Warnick assumed the post of interim dean Aug. 1, 2015, after the college's previous dean became provost. Prior to that, Warnick served as associate dean for veterinary education since 2007 and director of the Cornell University Hospital for Animals since 2012. As interim dean, Warnick has supported the college's ongoing projects, including the preclinical class expansion construction project, which involved renovating and replacing the center of the college to allow for a larger fall class in 2017. He has also continued a long-standing collaboration with the City University of Hong Kong to develop the first school of veterinary medicine there, the release states.

In his role as dean, Warnick says his overall vision is to "excel in our core missions of research, veterinary education, graduate education and service to the public." On the research side, Warnick aims to make high-level faculty recruitments, especially in areas of biomedical research, where the college plans to promote collaborations across campus and with Weill Cornell Medicine.

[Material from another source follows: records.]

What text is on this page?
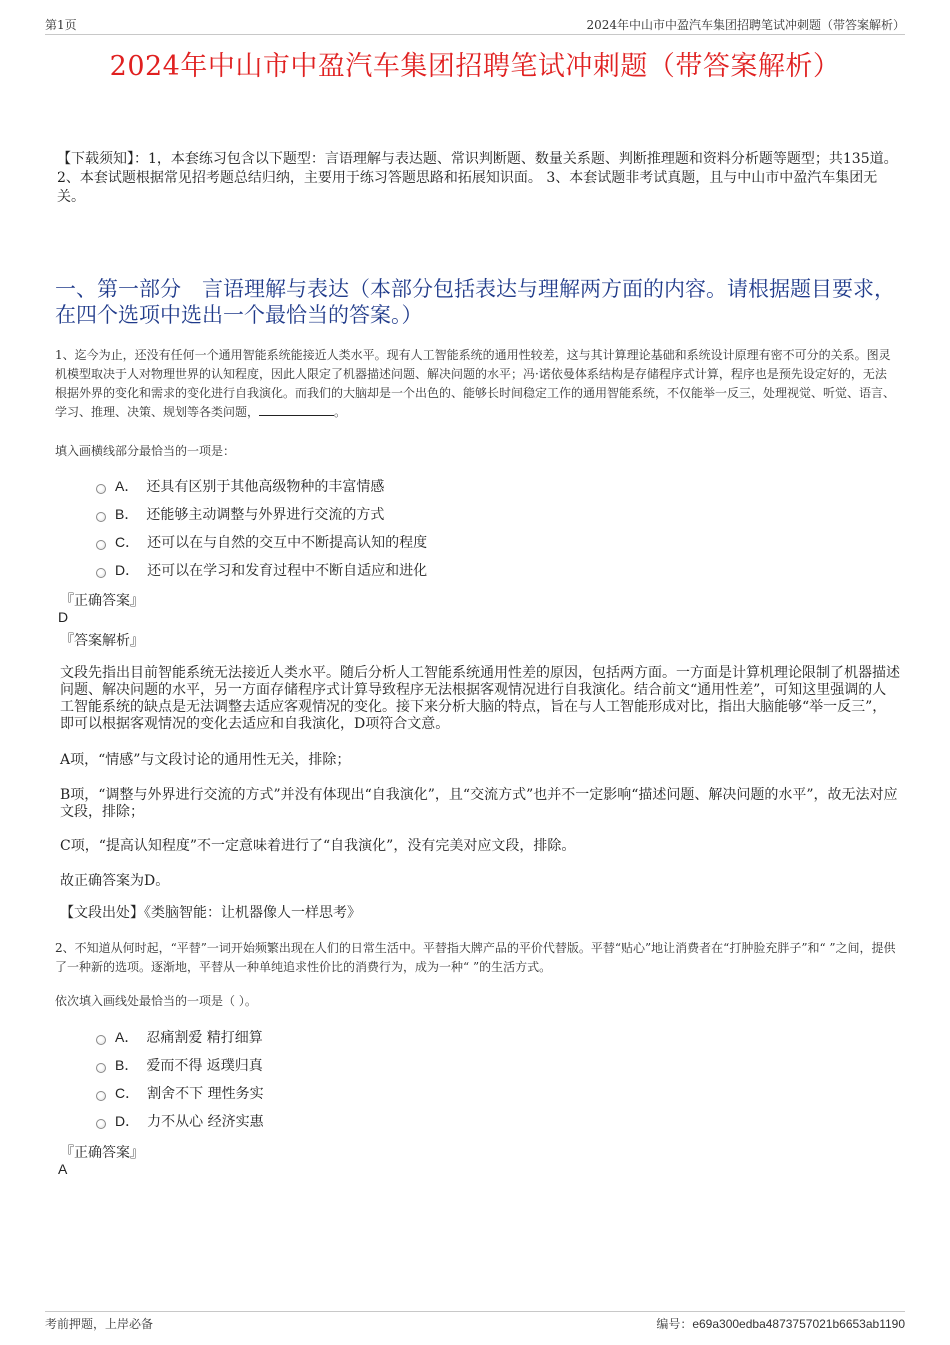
第1页	2024年中山市中盈汽车集团招聘笔试冲刺题（带答案解析）
2024年中山市中盈汽车集团招聘笔试冲刺题（带答案解析）
【下载须知】：1，本套练习包含以下题型：言语理解与表达题、常识判断题、数量关系题、判断推理题和资料分析题等题型；共135道。 2、本套试题根据常见招考题总结归纳，主要用于练习答题思路和拓展知识面。 3、本套试题非考试真题，且与中山市中盈汽车集团无关。
一、第一部分　言语理解与表达（本部分包括表达与理解两方面的内容。请根据题目要求，在四个选项中选出一个最恰当的答案。）
1、迄今为止，还没有任何一个通用智能系统能接近人类水平。现有人工智能系统的通用性较差，这与其计算理论基础和系统设计原理有密不可分的关系。图灵机模型取决于人对物理世界的认知程度，因此人限定了机器描述问题、解决问题的水平；冯·诺依曼体系结构是存储程序式计算，程序也是预先设定好的，无法根据外界的变化和需求的变化进行自我演化。而我们的大脑却是一个出色的、能够长时间稳定工作的通用智能系统，不仅能举一反三，处理视觉、听觉、语言、学习、推理、决策、规划等各类问题，	。
填入画横线部分最恰当的一项是：
A． 还具有区别于其他高级物种的丰富情感
B． 还能够主动调整与外界进行交流的方式
C． 还可以在与自然的交互中不断提高认知的程度
D． 还可以在学习和发育过程中不断自适应和进化
『正确答案』
D
『答案解析』
文段先指出目前智能系统无法接近人类水平。随后分析人工智能系统通用性差的原因，包括两方面。一方面是计算机理论限制了机器描述问题、解决问题的水平，另一方面存储程序式计算导致程序无法根据客观情况进行自我演化。结合前文“通用性差”，可知这里强调的人工智能系统的缺点是无法调整去适应客观情况的变化。接下来分析大脑的特点，旨在与人工智能形成对比，指出大脑能够“举一反三”，即可以根据客观情况的变化去适应和自我演化，D项符合文意。
A项，“情感”与文段讨论的通用性无关，排除；
B项，“调整与外界进行交流的方式”并没有体现出“自我演化”，且“交流方式”也并不一定影响“描述问题、解决问题的水平”，故无法对应文段，排除；
C项，“提高认知程度”不一定意味着进行了“自我演化”，没有完美对应文段，排除。
故正确答案为D。
【文段出处】《类脑智能：让机器像人一样思考》
2、不知道从何时起，“平替”一词开始频繁出现在人们的日常生活中。平替指大牌产品的平价代替版。平替“贴心”地让消费者在“打肿脸充胖子”和“ ”之间，提供了一种新的选项。逐渐地，平替从一种单纯追求性价比的消费行为，成为一种“ ”的生活方式。
依次填入画线处最恰当的一项是（ ）。
A． 忍痛割爱 精打细算
B． 爱而不得 返璞归真
C． 割舍不下 理性务实
D． 力不从心 经济实惠
『正确答案』
A
考前押题，上岸必备	编号：e69a300edba4873757021b6653ab1190
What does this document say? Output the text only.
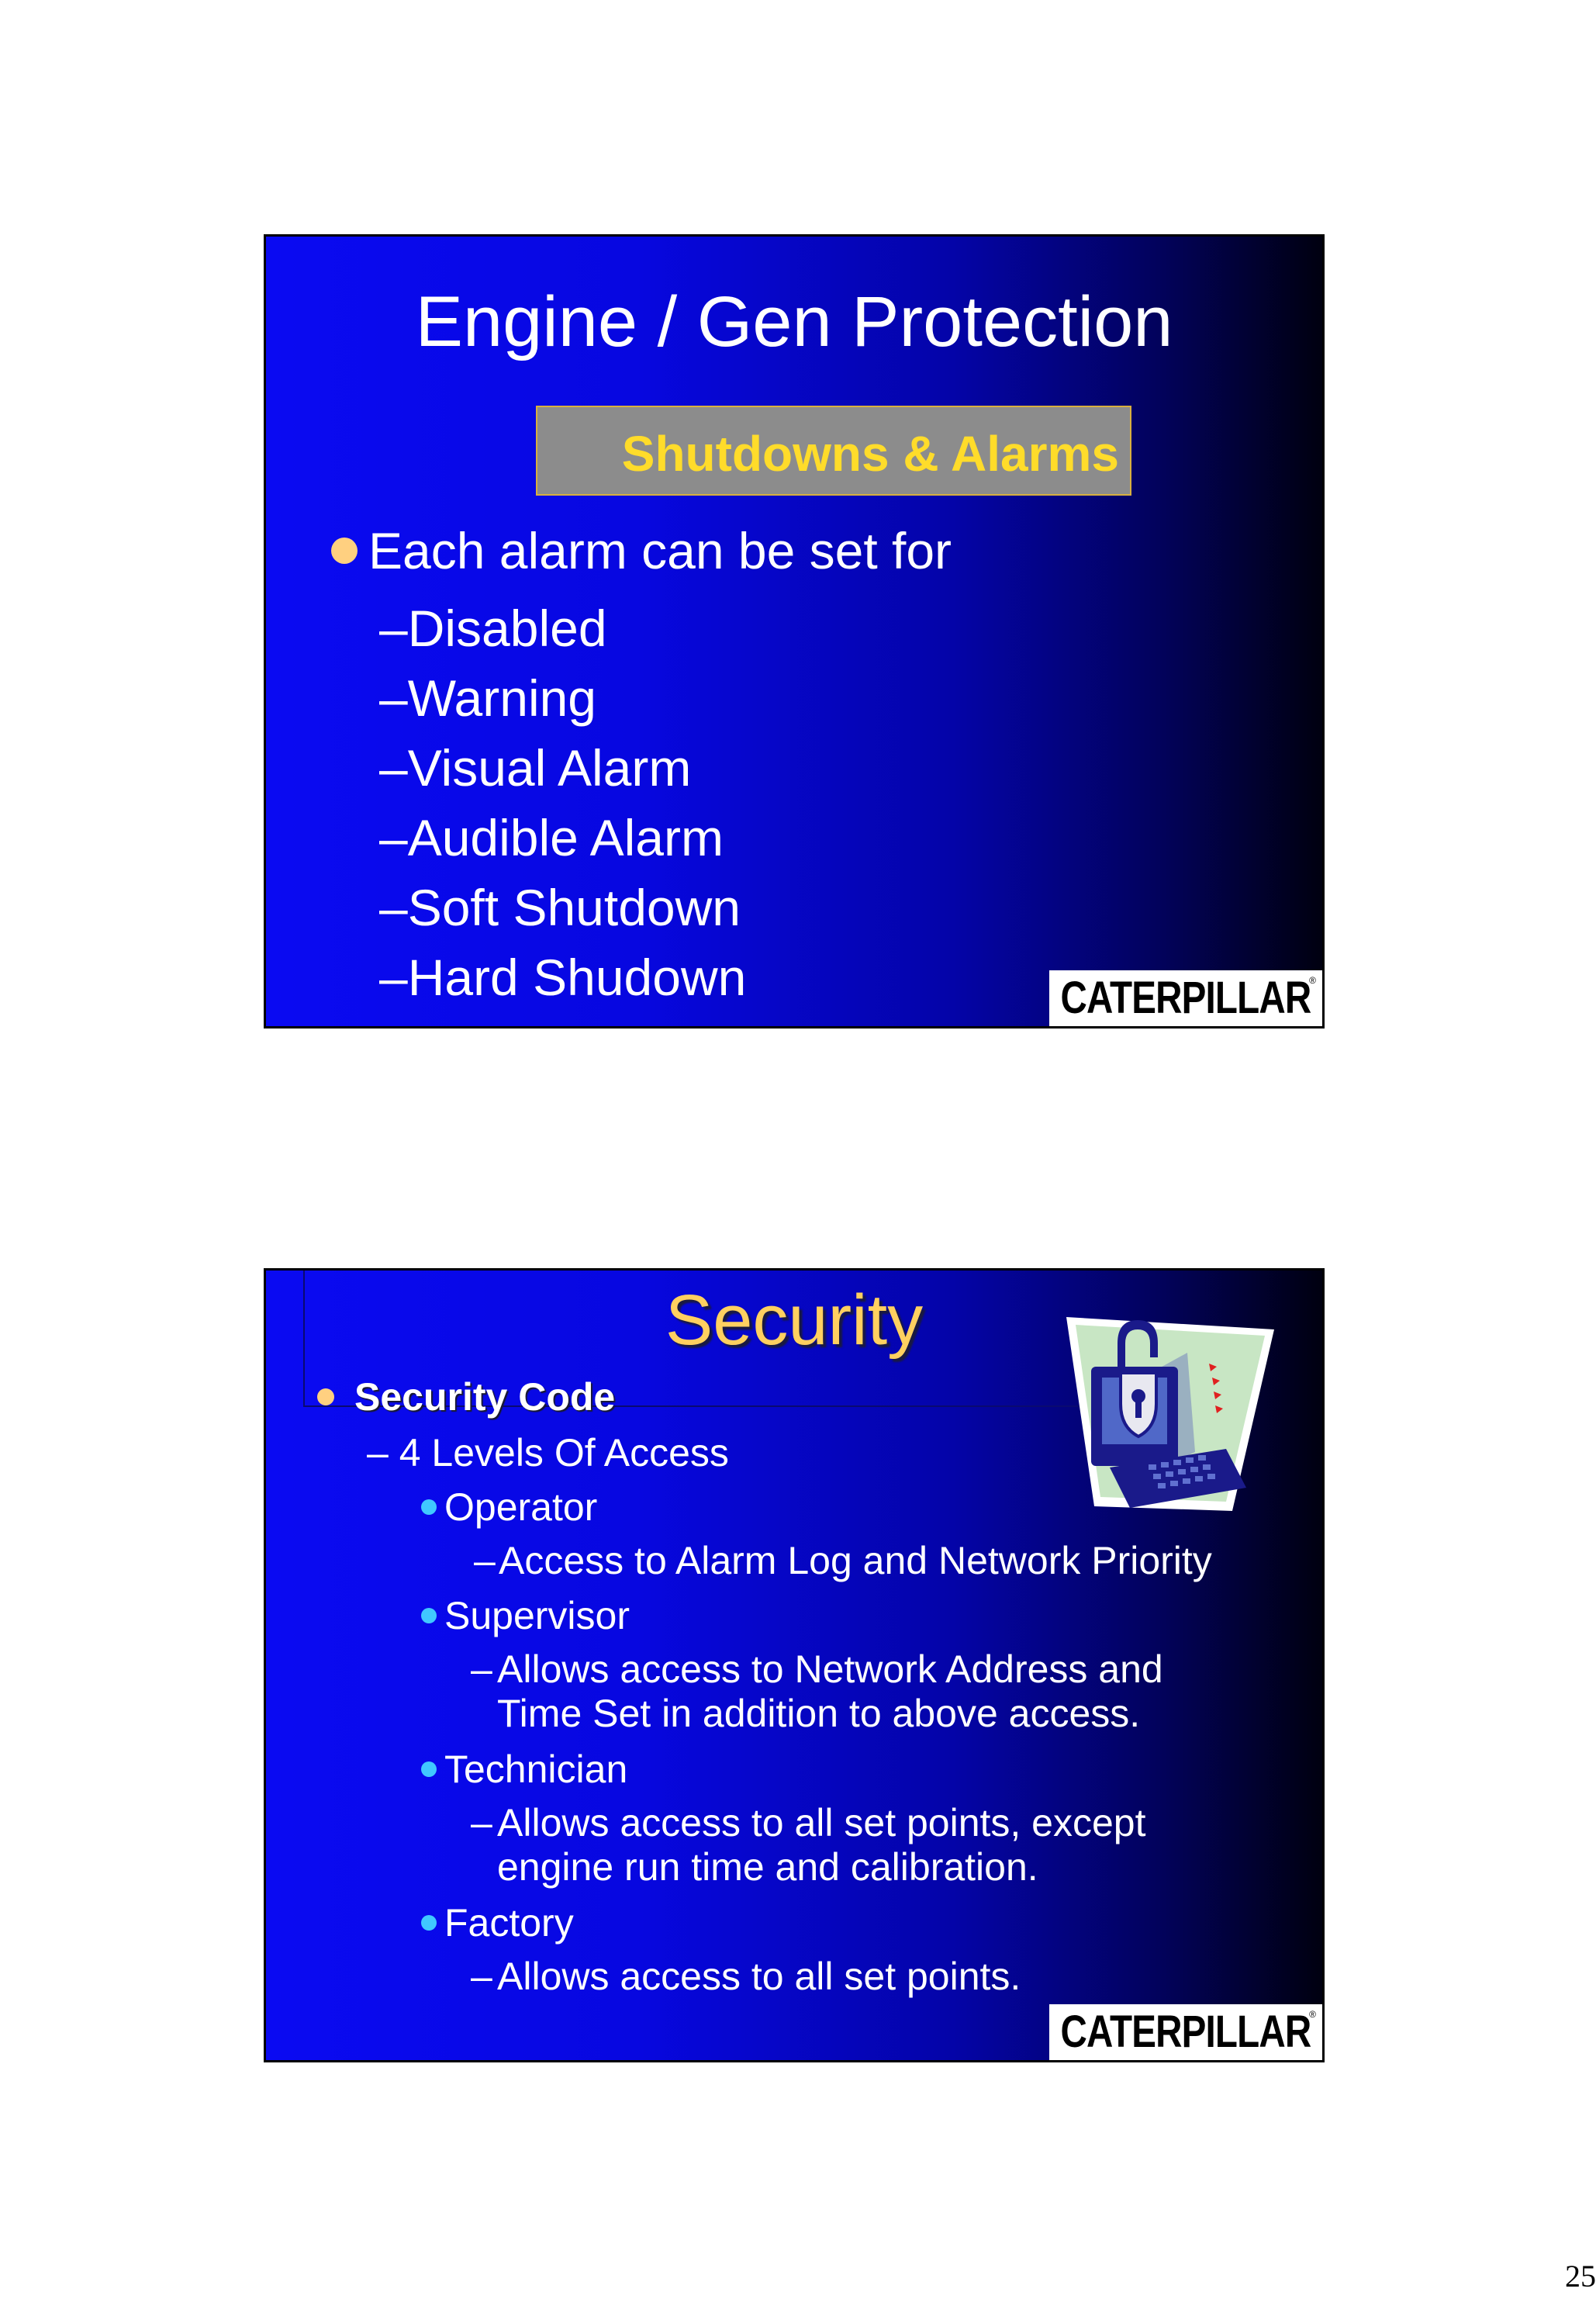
Engine / Gen Protection
Shutdowns & Alarms
Each alarm can be set for
–Disabled
–Warning
–Visual Alarm
–Audible Alarm
–Soft Shutdown
–Hard Shudown	CATERPILLAR
®
Security
Security Code
– 4 Levels Of Access
Operator
– Access to Alarm Log and Network Priority
Supervisor
– Allows access to Network Address and Time Set in addition to above access.
Technician
– Allows access to all set points, except engine run time and calibration.
Factory
– Allows access to all set points.
CATERPILLAR
®
25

In the doctor of veterinary medicine program, Warnick says he will continue to work on educational initiatives to improve preparation for the primary care small animal practice. This will include completion of a new facility to house the college's Community Practice Service.

In addition to clinical experience, Warnick wants to better prepare students to be engaged in business entrepreneurship and new technology and play a leadership role in the business side of veterinary medicine. He says his administration will continue looking for ways to reduce student debt levels and provide a greater variety of career opportunities. 

Warnick received a bachelor's degree from Brigham Young University in 1984, a DVM degree from Colorado State University in 1988, and a PhD with an emphasis on epidemiology and statistics from Cornell in 1994. He is also a diplomate in the American College of Veterinary Preventive Medicine, according to the release.